Pharmacokinetic analyses of clopidogrel are hampered by the existence of multiple active metabolite isomers (H1 to H4) and their instability in blood. We sought to retest the pharmacodynamic activities of the four individual active metabolite isomers in vitro, with the ultimate aim of determining the isomers responsible for clopidogrel activity in vivo. In vitro activity was evaluated by measuring binding of ³³P-2-methylthio-ADP on P2Y₁₂-expressing Chinese hamster ovary (CHO) cells and human platelets in platelet-rich plasma (PRP). A stereoselective method that used reverse-phase ultra high-performance liquid chromatography (UHPLC) and tandem mass spectrometry (MS) was developed to measure individual concentrations of the stable 3'-methoxyacetophenone (MP) derivatives of H1-H4. The new method was used to analyze plasma samples from clopidogrel-treated subjects enrolled in a phase I clinical trial. In vitro binding assays confirmed the previously observed biological activity of H4 (IC₅₀: CHO-P2Y₁₂: 0.12 μM; PRP: 0.97 μM) and inactivity of H3, and demonstrated that H1 was also inactive. Furthermore, H2 demonstrated approximately half of the biological activity in vitro compared with H4. Optimisation of UHPLC conditions and MS collision parameters allowed the resolution and detection of the four derivatised active metabolite isomers (MP-H1 to MP-H4). The stereoselective assay was extensively validated, and was accurate and precise over the concentration range 0.5-250 ng/ml. Only MP-H3 and MP-H4 were quantifiable in incurred clinical samples. Based on in vitro pharmacodynamic data and found concentrations, the active metabolite isomer H4 is the only diastereoisomer of clinical relevance for documenting the pharmacokinetic profile of the active metabolite of clopidogrel.
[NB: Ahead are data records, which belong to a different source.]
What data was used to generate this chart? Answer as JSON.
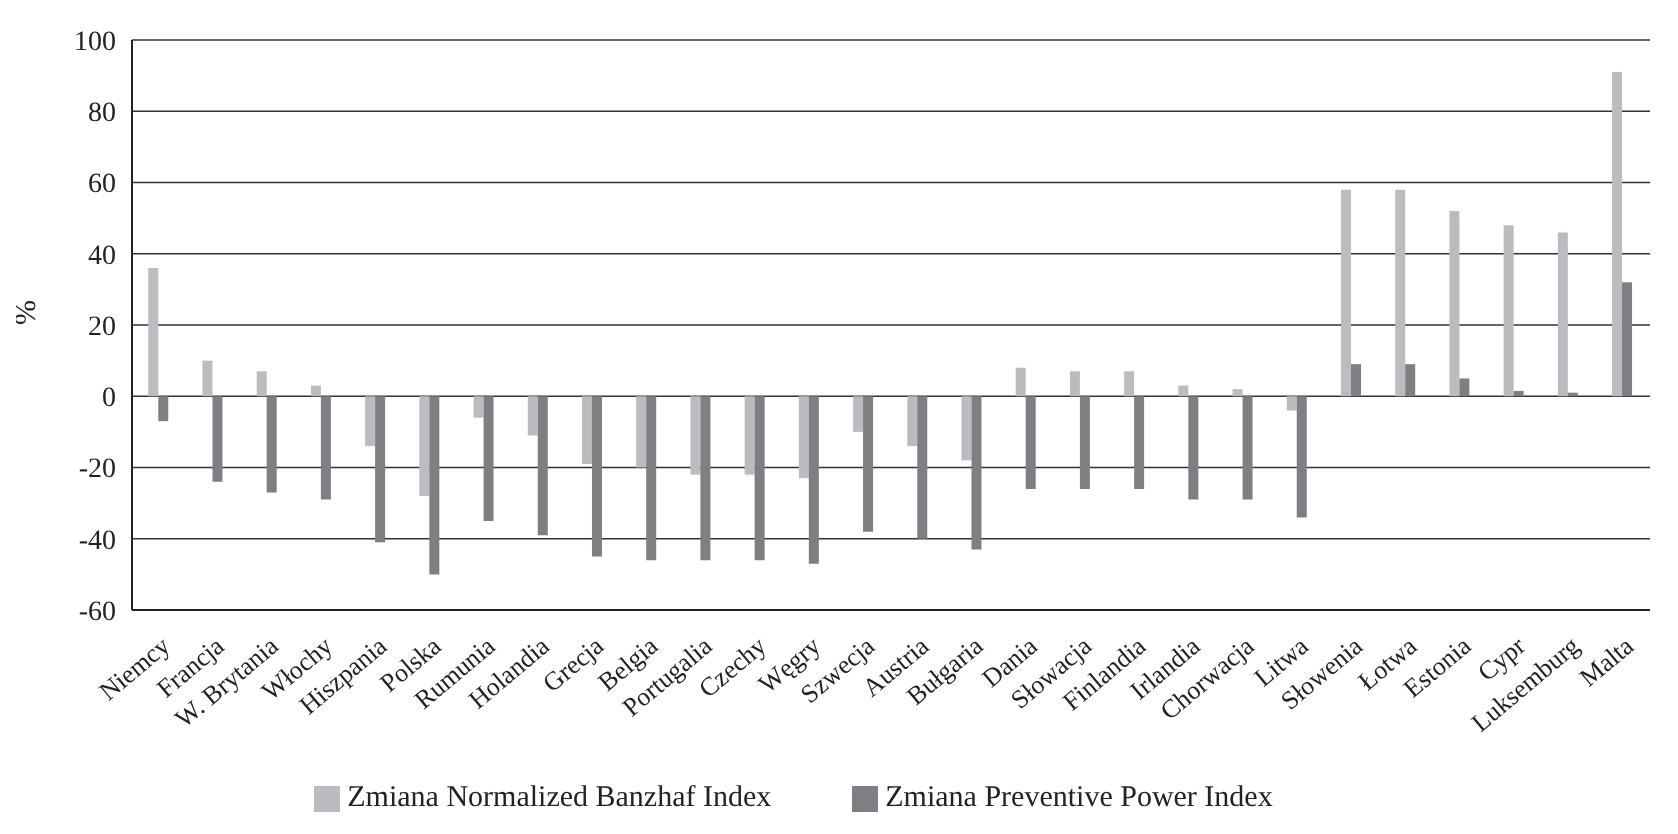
{
  "chart_data": {
    "type": "bar",
    "ylabel": "%",
    "categories": [
      "Niemcy",
      "Francja",
      "W. Brytania",
      "Włochy",
      "Hiszpania",
      "Polska",
      "Rumunia",
      "Holandia",
      "Grecja",
      "Belgia",
      "Portugalia",
      "Czechy",
      "Węgry",
      "Szwecja",
      "Austria",
      "Bułgaria",
      "Dania",
      "Słowacja",
      "Finlandia",
      "Irlandia",
      "Chorwacja",
      "Litwa",
      "Słowenia",
      "Łotwa",
      "Estonia",
      "Cypr",
      "Luksemburg",
      "Malta"
    ],
    "series": [
      {
        "name": "Zmiana Normalized Banzhaf Index",
        "color": "#bcbcc0",
        "values": [
          36,
          10,
          7,
          3,
          -14,
          -28,
          -6,
          -11,
          -19,
          -20,
          -22,
          -22,
          -23,
          -10,
          -14,
          -18,
          8,
          7,
          7,
          3,
          2,
          -4,
          58,
          58,
          52,
          48,
          46,
          91
        ]
      },
      {
        "name": "Zmiana Preventive Power Index",
        "color": "#7f7f83",
        "values": [
          -7,
          -24,
          -27,
          -29,
          -41,
          -50,
          -35,
          -39,
          -45,
          -46,
          -46,
          -46,
          -47,
          -38,
          -40,
          -43,
          -26,
          -26,
          -26,
          -29,
          -29,
          -34,
          9,
          9,
          5,
          1.5,
          1,
          32
        ]
      }
    ],
    "ylim": [
      -60,
      100
    ],
    "yticks": [
      -60,
      -40,
      -20,
      0,
      20,
      40,
      60,
      80,
      100
    ],
    "grid": "y",
    "legend": "bottom"
  }
}
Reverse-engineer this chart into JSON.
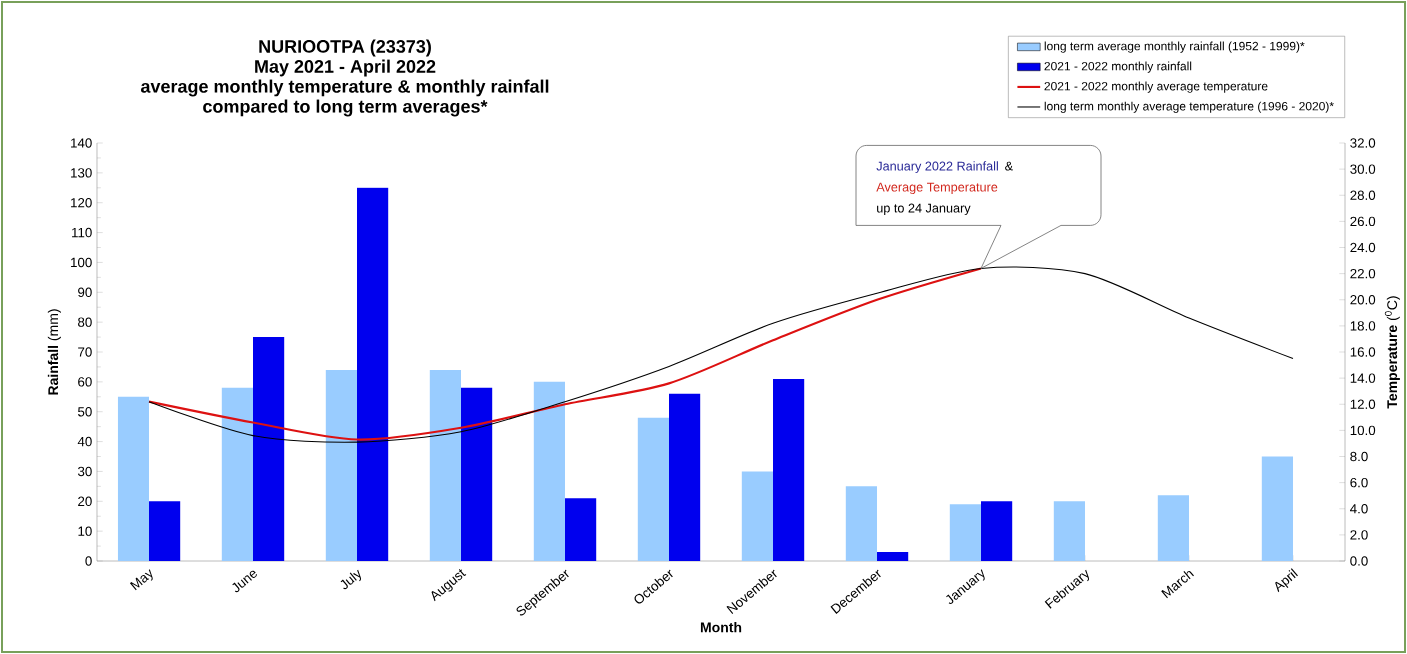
{
  "chart_data": {
    "type": "bar",
    "title": "NURIOOTPA (23373)",
    "subtitle": "May 2021 - April 2022",
    "xlabel": "Month",
    "ylabel": "**Rainfall** (mm)",
    "y2label": "**Temperature** ($^{0}$C)",
    "categories": [
      "May",
      "June",
      "July",
      "August",
      "September",
      "October",
      "November",
      "December",
      "January",
      "February",
      "March",
      "April"
    ],
    "series": [
      {
        "name": "long term average monthly rainfall (1952 - 1999)*",
        "color": "#99ccff",
        "values": [
          55,
          58,
          64,
          64,
          60,
          48,
          30,
          25,
          19,
          20,
          22,
          35
        ]
      },
      {
        "name": "2021 - 2022 monthly rainfall",
        "color": "#0000ee",
        "values": [
          20,
          75,
          125,
          58,
          21,
          56,
          61,
          3,
          20,
          null,
          null,
          null
        ]
      },
      {
        "name": "2021 - 2022 monthly average temperature",
        "type": "line",
        "axis": "y2",
        "color": "#dd1111",
        "values": [
          12.2,
          10.6,
          9.3,
          10.2,
          12.0,
          13.6,
          16.9,
          20.0,
          22.4,
          null,
          null,
          null
        ]
      },
      {
        "name": "long term monthly average temperature (1996 - 2020)*",
        "type": "line",
        "axis": "y2",
        "color": "#000000",
        "values": [
          12.2,
          9.6,
          9.1,
          9.9,
          12.2,
          14.9,
          18.2,
          20.5,
          22.4,
          22.0,
          18.6,
          15.5
        ]
      }
    ],
    "ylim": [
      0,
      140
    ],
    "yticks": [
      0,
      10,
      20,
      30,
      40,
      50,
      60,
      70,
      80,
      90,
      100,
      110,
      120,
      130,
      140
    ],
    "y2lim": [
      0,
      32
    ],
    "y2ticks": [
      {
        "value": 0,
        "label": "0.0"
      },
      {
        "value": 2,
        "label": "2.0"
      },
      {
        "value": 4,
        "label": "4.0"
      },
      {
        "value": 6,
        "label": "6.0"
      },
      {
        "value": 8,
        "label": "8.0"
      },
      {
        "value": 10,
        "label": "10.0"
      },
      {
        "value": 12,
        "label": "12.0"
      },
      {
        "value": 14,
        "label": "14.0"
      },
      {
        "value": 16,
        "label": "16.0"
      },
      {
        "value": 18,
        "label": "18.0"
      },
      {
        "value": 20,
        "label": "20.0"
      },
      {
        "value": 22,
        "label": "22.0"
      },
      {
        "value": 24,
        "label": "24.0"
      },
      {
        "value": 26,
        "label": "26.0"
      },
      {
        "value": 28,
        "label": "28.0"
      },
      {
        "value": 30,
        "label": "30.0"
      },
      {
        "value": 32,
        "label": "32.0"
      }
    ],
    "legend": "top right",
    "annotations": [
      "average monthly temperature & monthly rainfall",
      "compared to long term averages*",
      "January 2022 Rainfall",
      "&",
      "Average Temperature",
      "up to 24 January"
    ]
  }
}
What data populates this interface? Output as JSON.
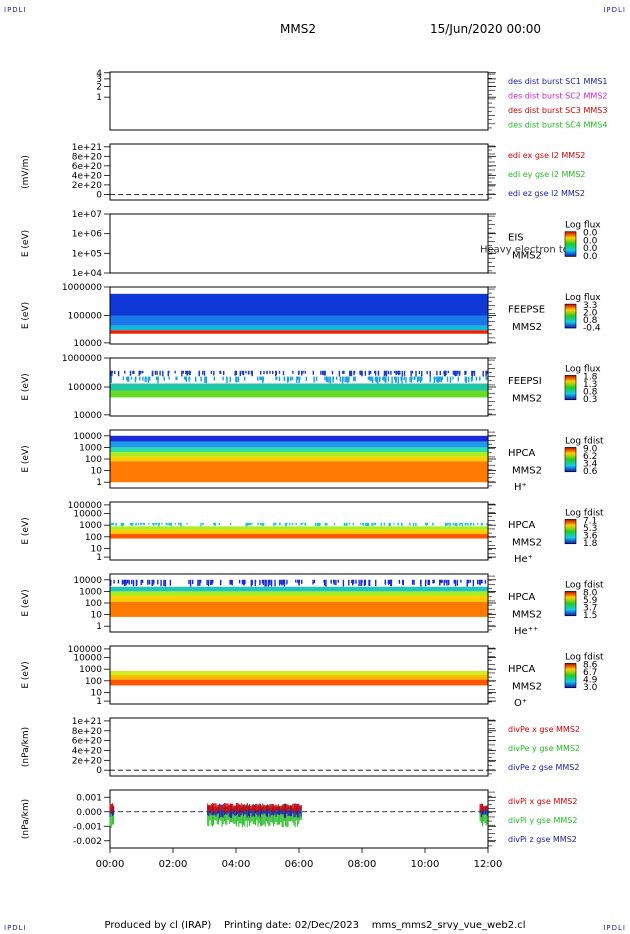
{
  "corner_label": "IPDLI",
  "header": {
    "spacecraft": "MMS2",
    "date": "15/Jun/2020 00:00"
  },
  "footer": {
    "produced_by": "Produced by cl (IRAP)",
    "printing_date": "Printing date: 02/Dec/2023",
    "file": "mms_mms2_srvy_vue_web2.cl"
  },
  "time_axis": {
    "ticks": [
      "00:00",
      "02:00",
      "04:00",
      "06:00",
      "08:00",
      "10:00",
      "12:00"
    ]
  },
  "colors": {
    "red": "#d40000",
    "green": "#22bb22",
    "blue": "#1a1aa6",
    "magenta": "#cc22cc"
  },
  "chart_data": [
    {
      "type": "line",
      "ylabel": "",
      "yticks": [
        "1",
        "2",
        "3",
        "4"
      ],
      "legend": [
        {
          "text": "des dist burst SC1 MMS1",
          "color": "#1a1aa6"
        },
        {
          "text": "des dist burst SC2 MMS2",
          "color": "#cc22cc"
        },
        {
          "text": "des dist burst SC3 MMS3",
          "color": "#d40000"
        },
        {
          "text": "des dist burst SC4 MMS4",
          "color": "#22bb22"
        }
      ]
    },
    {
      "type": "line",
      "ylabel": "(mV/m)",
      "yticks": [
        "0",
        "2e+20",
        "4e+20",
        "6e+20",
        "8e+20",
        "1e+21"
      ],
      "zero_line": true,
      "legend": [
        {
          "text": "edi ex gse l2 MMS2",
          "color": "#d40000"
        },
        {
          "text": "edi ey gse l2 MMS2",
          "color": "#22bb22"
        },
        {
          "text": "edi ez gse l2 MMS2",
          "color": "#1a1aa6"
        }
      ]
    },
    {
      "type": "heatmap",
      "ylabel": "E (eV)",
      "yticks": [
        "1e+04",
        "1e+05",
        "1e+06",
        "1e+07"
      ],
      "instrument": "EIS",
      "spacecraft": "MMS2",
      "extra": "Heavy electron td",
      "colorbar": {
        "title": "Log flux",
        "ticks": [
          "0.0",
          "0.0",
          "0.0",
          "0.0"
        ]
      },
      "bands": []
    },
    {
      "type": "heatmap",
      "ylabel": "E (eV)",
      "yticks": [
        "10000",
        "100000",
        "1000000"
      ],
      "instrument": "FEEPSE",
      "spacecraft": "MMS2",
      "colorbar": {
        "title": "Log flux",
        "ticks": [
          "3.3",
          "2.0",
          "0.8",
          "-0.4"
        ]
      },
      "bands": [
        {
          "y0": 0.88,
          "y1": 0.5,
          "color": "#1038d8"
        },
        {
          "y0": 0.5,
          "y1": 0.32,
          "color": "#1a78e8"
        },
        {
          "y0": 0.32,
          "y1": 0.24,
          "color": "#12b8e0"
        },
        {
          "y0": 0.24,
          "y1": 0.18,
          "color": "#ee2200"
        }
      ]
    },
    {
      "type": "heatmap",
      "ylabel": "E (eV)",
      "yticks": [
        "10000",
        "100000",
        "1000000"
      ],
      "instrument": "FEEPSI",
      "spacecraft": "MMS2",
      "colorbar": {
        "title": "Log flux",
        "ticks": [
          "1.8",
          "1.3",
          "0.8",
          "0.3"
        ]
      },
      "bands": [
        {
          "y0": 0.78,
          "y1": 0.68,
          "color": "#1a3ac8",
          "sparse": true
        },
        {
          "y0": 0.68,
          "y1": 0.56,
          "color": "#1aa0e0",
          "sparse": true
        },
        {
          "y0": 0.56,
          "y1": 0.44,
          "color": "#22c4a8"
        },
        {
          "y0": 0.44,
          "y1": 0.32,
          "color": "#66dd22"
        }
      ]
    },
    {
      "type": "heatmap",
      "ylabel": "E (eV)",
      "yticks": [
        "1",
        "10",
        "100",
        "1000",
        "10000"
      ],
      "instrument": "HPCA",
      "spacecraft": "MMS2",
      "species": "H⁺",
      "colorbar": {
        "title": "Log fdist",
        "ticks": [
          "9.0",
          "6.2",
          "3.4",
          "0.6"
        ]
      },
      "bands": [
        {
          "y0": 0.9,
          "y1": 0.8,
          "color": "#1a2ad8"
        },
        {
          "y0": 0.8,
          "y1": 0.7,
          "color": "#1a9ae8"
        },
        {
          "y0": 0.7,
          "y1": 0.62,
          "color": "#33ddaa"
        },
        {
          "y0": 0.62,
          "y1": 0.54,
          "color": "#aaee22"
        },
        {
          "y0": 0.54,
          "y1": 0.46,
          "color": "#ffd000"
        },
        {
          "y0": 0.46,
          "y1": 0.1,
          "color": "#ff7a00"
        }
      ]
    },
    {
      "type": "heatmap",
      "ylabel": "E (eV)",
      "yticks": [
        "1",
        "10",
        "100",
        "1000",
        "10000",
        "100000"
      ],
      "instrument": "HPCA",
      "spacecraft": "MMS2",
      "species": "He⁺",
      "colorbar": {
        "title": "Log fdist",
        "ticks": [
          "7.1",
          "5.3",
          "3.6",
          "1.8"
        ]
      },
      "bands": [
        {
          "y0": 0.64,
          "y1": 0.58,
          "color": "#22c4c0",
          "sparse": true
        },
        {
          "y0": 0.58,
          "y1": 0.52,
          "color": "#aaee22"
        },
        {
          "y0": 0.52,
          "y1": 0.45,
          "color": "#ffcc00"
        },
        {
          "y0": 0.45,
          "y1": 0.37,
          "color": "#ff5a00"
        }
      ]
    },
    {
      "type": "heatmap",
      "ylabel": "E (eV)",
      "yticks": [
        "1",
        "10",
        "100",
        "1000",
        "10000"
      ],
      "instrument": "HPCA",
      "spacecraft": "MMS2",
      "species": "He⁺⁺",
      "colorbar": {
        "title": "Log fdist",
        "ticks": [
          "8.0",
          "5.9",
          "3.7",
          "1.5"
        ]
      },
      "bands": [
        {
          "y0": 0.9,
          "y1": 0.78,
          "color": "#1a2ad8",
          "sparse": true
        },
        {
          "y0": 0.78,
          "y1": 0.7,
          "color": "#22c4c0"
        },
        {
          "y0": 0.7,
          "y1": 0.62,
          "color": "#aaee22"
        },
        {
          "y0": 0.62,
          "y1": 0.52,
          "color": "#ffcc00"
        },
        {
          "y0": 0.52,
          "y1": 0.26,
          "color": "#ff7a00"
        }
      ]
    },
    {
      "type": "heatmap",
      "ylabel": "E (eV)",
      "yticks": [
        "1",
        "10",
        "100",
        "1000",
        "10000",
        "100000"
      ],
      "instrument": "HPCA",
      "spacecraft": "MMS2",
      "species": "O⁺",
      "colorbar": {
        "title": "Log fdist",
        "ticks": [
          "8.6",
          "6.7",
          "4.9",
          "3.0"
        ]
      },
      "bands": [
        {
          "y0": 0.57,
          "y1": 0.5,
          "color": "#ccee22"
        },
        {
          "y0": 0.5,
          "y1": 0.42,
          "color": "#ffbb00"
        },
        {
          "y0": 0.42,
          "y1": 0.32,
          "color": "#ff5500"
        }
      ]
    },
    {
      "type": "line",
      "ylabel": "(nPa/km)",
      "yticks": [
        "0",
        "2e+20",
        "4e+20",
        "6e+20",
        "8e+20",
        "1e+21"
      ],
      "zero_line": true,
      "legend": [
        {
          "text": "divPe x gse MMS2",
          "color": "#d40000"
        },
        {
          "text": "divPe y gse MMS2",
          "color": "#22bb22"
        },
        {
          "text": "divPe z gse MMS2",
          "color": "#1a1aa6"
        }
      ]
    },
    {
      "type": "line",
      "ylabel": "(nPa/km)",
      "yticks": [
        "-0.002",
        "-0.001",
        "0.000",
        "0.001"
      ],
      "ylim": [
        -0.0025,
        0.0015
      ],
      "zero_line": true,
      "segments": [
        [
          0.0,
          0.15
        ],
        [
          3.1,
          6.1
        ],
        [
          11.75,
          12.0
        ]
      ],
      "legend": [
        {
          "text": "divPi x gse MMS2",
          "color": "#d40000"
        },
        {
          "text": "divPi y gse MMS2",
          "color": "#22bb22"
        },
        {
          "text": "divPi z gse MMS2",
          "color": "#1a1aa6"
        }
      ]
    }
  ]
}
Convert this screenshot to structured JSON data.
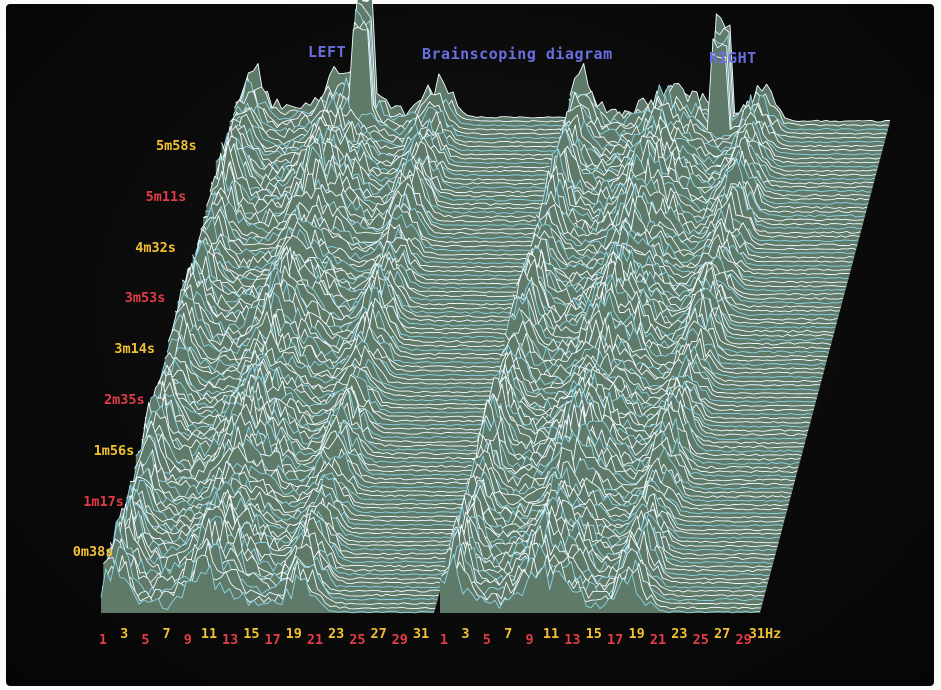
{
  "colors": {
    "screen": "#0a0a0a",
    "plane": "#5f7a68",
    "line_bright": "#f2fbff",
    "line_cyan": "#8fd6ec",
    "label_yellow": "#f2c232",
    "label_red": "#e23c48",
    "title_blue": "#6a6ee0"
  },
  "header": {
    "left": "LEFT",
    "title": "Brainscoping diagram",
    "right": "RIGHT"
  },
  "chart_data": {
    "type": "waterfall",
    "panels": [
      "LEFT",
      "RIGHT"
    ],
    "time_labels": [
      {
        "text": "5m58s",
        "color": "yellow"
      },
      {
        "text": "5m11s",
        "color": "red"
      },
      {
        "text": "4m32s",
        "color": "yellow"
      },
      {
        "text": "3m53s",
        "color": "red"
      },
      {
        "text": "3m14s",
        "color": "yellow"
      },
      {
        "text": "2m35s",
        "color": "red"
      },
      {
        "text": "1m56s",
        "color": "yellow"
      },
      {
        "text": "1m17s",
        "color": "red"
      },
      {
        "text": "0m38s",
        "color": "yellow"
      }
    ],
    "freq_labels_left": [
      "1",
      "3",
      "5",
      "7",
      "9",
      "11",
      "13",
      "15",
      "17",
      "19",
      "21",
      "23",
      "25",
      "27",
      "29",
      "31"
    ],
    "freq_labels_right": [
      "1",
      "3",
      "5",
      "7",
      "9",
      "11",
      "13",
      "15",
      "17",
      "19",
      "21",
      "23",
      "25",
      "27",
      "29",
      "31Hz"
    ],
    "x_range_hz": [
      1,
      31
    ],
    "time_range_s": [
      0,
      358
    ],
    "n_trace_lines": 120,
    "dominant_peaks_hz": [
      3,
      11,
      13,
      19
    ],
    "noise_floor_above_hz": 21
  }
}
Roy et al. (Sat,) conducted a other in Clopidogrel-treated subjects. Clopidogrel active metabolite isomers (H1 to H4) was evaluated on In vitro biological activity and quantifiable concentrations in clinical samples. In vitro assays confirmed the biological activity of the H4 isomer (IC50 0.12 μM in CHO-P2Y12 cells) and inactivity of H1 and H3, establishing H4 as the only clinically relevant diastereoisomer.